To prepare genomic windows for a ncRNA screen of E. coli and S. typhi using WuBLASTn, intergenic regions of E. coli were constructed by taking the entire genome and removing all nucleotides in the 4,237 known ORFs, resulting in 587,347 nucleotides total. Each resulting segment was used as a WuBLASTn (version 2.0 70, using default parameters) query against the entire S. typhi main chromosome. To maximize coverage, none of the resulting alignment blocks were filtered, except to throw out all those where the block length was less than 50 alignment columns. Alignment blocks length 50 to 150 (inclusive) were used as genomic windows directly; blocks with length greater than 150 were scanned with windows of size 150 alignment columns, step size 75. This resulted in 45,202 total genomic windows for the WuBLASTn ncRNA genomic screen. Reverse complements of sequences in each window were also scanned, resulting in 90,404 windows total as input to the Dynalign/LIBSVM classifier, RNAz, and QRNA, containing 10,265,161 alignment columns.

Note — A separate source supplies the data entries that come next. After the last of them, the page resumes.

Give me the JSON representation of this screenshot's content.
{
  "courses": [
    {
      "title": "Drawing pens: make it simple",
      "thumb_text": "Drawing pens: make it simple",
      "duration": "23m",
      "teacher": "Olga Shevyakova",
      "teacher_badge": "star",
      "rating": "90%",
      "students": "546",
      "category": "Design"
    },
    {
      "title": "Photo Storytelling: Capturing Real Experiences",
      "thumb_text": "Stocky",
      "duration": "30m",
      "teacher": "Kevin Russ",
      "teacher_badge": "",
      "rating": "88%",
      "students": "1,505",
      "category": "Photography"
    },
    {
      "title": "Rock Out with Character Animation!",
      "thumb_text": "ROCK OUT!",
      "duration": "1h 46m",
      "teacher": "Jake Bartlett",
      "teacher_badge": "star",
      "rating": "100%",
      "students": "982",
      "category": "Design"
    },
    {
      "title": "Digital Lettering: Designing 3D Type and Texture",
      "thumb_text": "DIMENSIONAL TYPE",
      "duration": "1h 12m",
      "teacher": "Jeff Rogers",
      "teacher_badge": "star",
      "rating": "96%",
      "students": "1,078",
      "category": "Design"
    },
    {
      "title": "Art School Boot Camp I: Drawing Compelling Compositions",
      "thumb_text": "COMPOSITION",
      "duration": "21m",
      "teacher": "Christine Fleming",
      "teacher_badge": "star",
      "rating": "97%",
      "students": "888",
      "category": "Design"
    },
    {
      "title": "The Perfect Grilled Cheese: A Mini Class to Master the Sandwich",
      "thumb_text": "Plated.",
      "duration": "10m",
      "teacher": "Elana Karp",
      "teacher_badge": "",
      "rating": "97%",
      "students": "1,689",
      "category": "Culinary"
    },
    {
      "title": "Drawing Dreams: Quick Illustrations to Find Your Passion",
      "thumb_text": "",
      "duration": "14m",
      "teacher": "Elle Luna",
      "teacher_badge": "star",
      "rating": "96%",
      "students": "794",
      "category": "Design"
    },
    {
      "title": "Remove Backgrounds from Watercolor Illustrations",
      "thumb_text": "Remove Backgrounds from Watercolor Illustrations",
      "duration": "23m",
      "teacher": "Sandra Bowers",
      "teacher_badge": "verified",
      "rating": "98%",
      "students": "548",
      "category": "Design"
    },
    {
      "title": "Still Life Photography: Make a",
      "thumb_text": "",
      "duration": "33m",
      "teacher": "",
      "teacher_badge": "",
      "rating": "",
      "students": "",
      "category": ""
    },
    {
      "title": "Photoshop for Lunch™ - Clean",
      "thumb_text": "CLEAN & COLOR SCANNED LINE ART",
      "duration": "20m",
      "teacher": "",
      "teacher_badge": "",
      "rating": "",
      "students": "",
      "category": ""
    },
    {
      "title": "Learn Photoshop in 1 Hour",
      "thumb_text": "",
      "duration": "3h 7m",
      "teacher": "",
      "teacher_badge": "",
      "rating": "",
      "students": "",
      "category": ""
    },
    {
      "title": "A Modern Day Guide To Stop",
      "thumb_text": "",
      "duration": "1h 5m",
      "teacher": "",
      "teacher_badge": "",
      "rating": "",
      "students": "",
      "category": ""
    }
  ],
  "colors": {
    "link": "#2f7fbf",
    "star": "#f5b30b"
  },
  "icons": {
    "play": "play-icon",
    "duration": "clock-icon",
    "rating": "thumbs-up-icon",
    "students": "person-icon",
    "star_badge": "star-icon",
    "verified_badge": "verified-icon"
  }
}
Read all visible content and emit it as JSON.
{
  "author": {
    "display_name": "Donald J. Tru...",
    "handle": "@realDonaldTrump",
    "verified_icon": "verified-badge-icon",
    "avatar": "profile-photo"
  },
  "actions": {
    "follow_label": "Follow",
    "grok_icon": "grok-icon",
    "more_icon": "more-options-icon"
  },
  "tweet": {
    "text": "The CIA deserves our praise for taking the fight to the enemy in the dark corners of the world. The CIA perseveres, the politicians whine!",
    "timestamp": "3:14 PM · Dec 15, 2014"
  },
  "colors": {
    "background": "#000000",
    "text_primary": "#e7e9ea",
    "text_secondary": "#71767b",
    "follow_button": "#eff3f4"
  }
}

To prepare genomic windows for a ncRNA screen of E. coli and S. typhi using MUMmer, a whole genome alignment was generated using MUMmer 3.15 71 with parameters -b 1600 -c 10 to increase genomic coverage (all other parameters were left at default values). All alignment columns containing nucleotides in known ORFs of either genome were removed from the resulting alignment blocks. The resulting alignment blocks were scanned with windows of size 150 alignment columns, step size 75, to generate windows for the genomic screen; because unlike WuBLASTn, the MUMmer whole genome alignment contains long stretches of gaps in some regions, some windows had to be dropped because one sequence in the window was aligned to only gaps for the other sequence. Additionally, windows containing a sequence less than 50 nucleotides in length were also dropped. After taking the reverse complement of each window, a total of 15,214 windows were input to the Dynalign/LIBSVM classifier, RNAz, and QRNA, containing 2,216,188 alignment columns.